For consumers in Brazil, finding and buying local, sustainable seafood is no easy task.
As it stands, farmed tilapia is the only option for domestic, eco-certified seafood. There are no other domestic, eco-certified farms and fisheries in the country.
With so few local, certified products on the market, it is no surprise that Brazilian consumers are not as aware of seafood sustainability issues than those in other regions, such as the United States and Europe. But with a population approaching 210 million, Brazil is an increasingly critical market for sustainable seafood. That is why World Wildlife Fund (WWF) is working with foodservice giant Sodexo in Brazil to help the catering distributor’s buyers choose more sustainable options.
WWF and Sodexo have been working together in other parts of the world to improve seafood procurement policies, among other issues, such as carbon, sustainable meals, sourcing of other commodities, food waste and packaging. WWF and Sodexo decided to partner in Brazil because of the company’s large regional seafood procurement volume and its on-the-ground support capabilities.
“As a large foodservice company in Brazil, Sodexo has the influence to drive more sustainable, responsible, and traceable food production, including for wild-caught and farmed seafood,” said Michael Griff, manager of seafood engagement at WWF.
With WWF’s help, the company will work towards sourcing most of its seafood from sustainable fisheries and responsible farms that meet the standards of Marine Stewardship Council (MSC) and Aquaculture Stewardship Council (ASC), respectively. WWF holds that these are the most robust and credible certification programs for wild and farmed seafood.
“Sustainable seafood is a critical aspect of our Better Tomorrow 2025 roadmap,” said Neil Barrett, Senior Vice President, Corporate Responsibility, Sodexo. “While consumption has doubled over the last 40 years, fish stocks have not kept pace. Fish is an important part of healthy diets and constitutes 17 percent of the global population’s protein intake. In addition, fish and seafood support the livelihoods of 10-12 percent of the world’s population. Our sourcing program is designed to sustain a healthy fish and seafood supply so we can continue to provide these healthy and delicious options to our customers but also to support quality of life for the communities that depend on our ocean resources.”

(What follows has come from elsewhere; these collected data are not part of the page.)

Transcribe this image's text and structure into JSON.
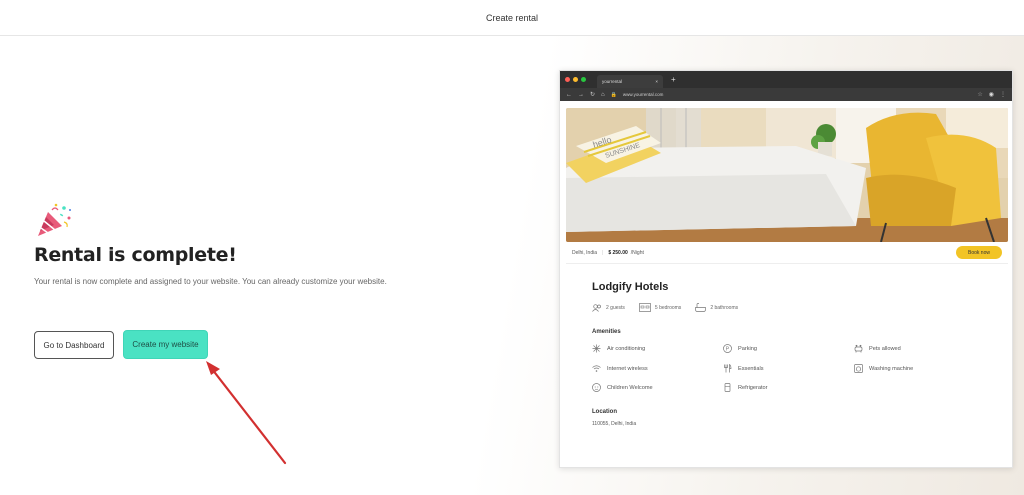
{
  "header": {
    "title": "Create rental"
  },
  "main": {
    "heading": "Rental is complete!",
    "description": "Your rental is now complete and assigned to your website. You can already customize your website.",
    "dashboard_button": "Go to Dashboard",
    "create_button": "Create my website"
  },
  "preview": {
    "tab_title": "yourrental",
    "url": "www.yourrental.com",
    "location": "Delhi, India",
    "price": "$ 250.00",
    "price_unit": "/Night",
    "book_button": "Book now",
    "hotel_name": "Lodgify Hotels",
    "specs": {
      "guests": "2 guests",
      "bedrooms": "5 bedrooms",
      "bathrooms": "2 bathrooms"
    },
    "amenities_title": "Amenities",
    "amenities": [
      "Air conditioning",
      "Parking",
      "Pets allowed",
      "Internet wireless",
      "Essentials",
      "Washing machine",
      "Children Welcome",
      "Refrigerator"
    ],
    "location_title": "Location",
    "location_text": "110055, Delhi, India"
  },
  "colors": {
    "accent": "#4ae2c3",
    "book": "#f2c425",
    "chrome": "#2f2f2f"
  }
}
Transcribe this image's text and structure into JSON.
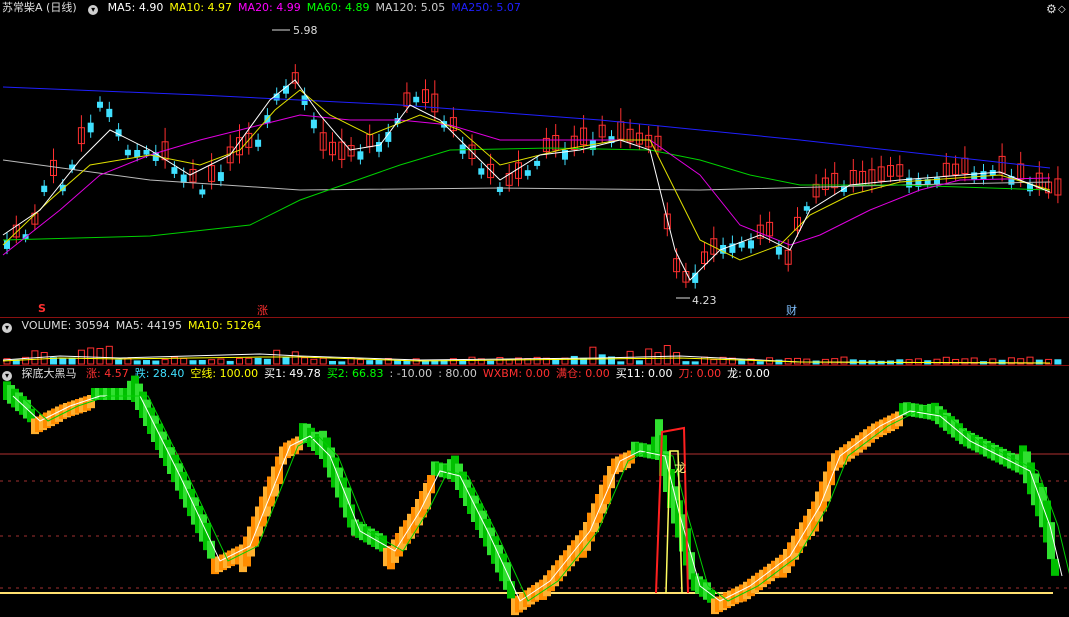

WWF and Sodexo will also work to improve the traceability of seafood products that the company purchases in the region; encourage suppliers to pursue third-party certifications in alignment with the Sodexo Sustainable Seafood Sourcing Guide, such as MSC and ASC; and identify regionally relevant comprehensive fishery and aquaculture improvement projects that Sodexo can engage to meet commitment goals. Improvement projects help fisheries and farms take the steps needed to earn certification against MSC’s and ASC’s standards.
“By working in Brazil to source more seafood that’s traceable and produced to MSC and ASC standards, and by supporting fishery and aquaculture improvement projects, Sodexo is encouraging real change on the water,” added Griff. “This helps sustain healthy fisheries that are vital to a healthy ocean and all its wildlife, as well as for the billions of people who rely on seafood for nutrition. It’s also important for mangroves, coasts, rivers, and other biodiverse ecosystems affected by expanding aquaculture.”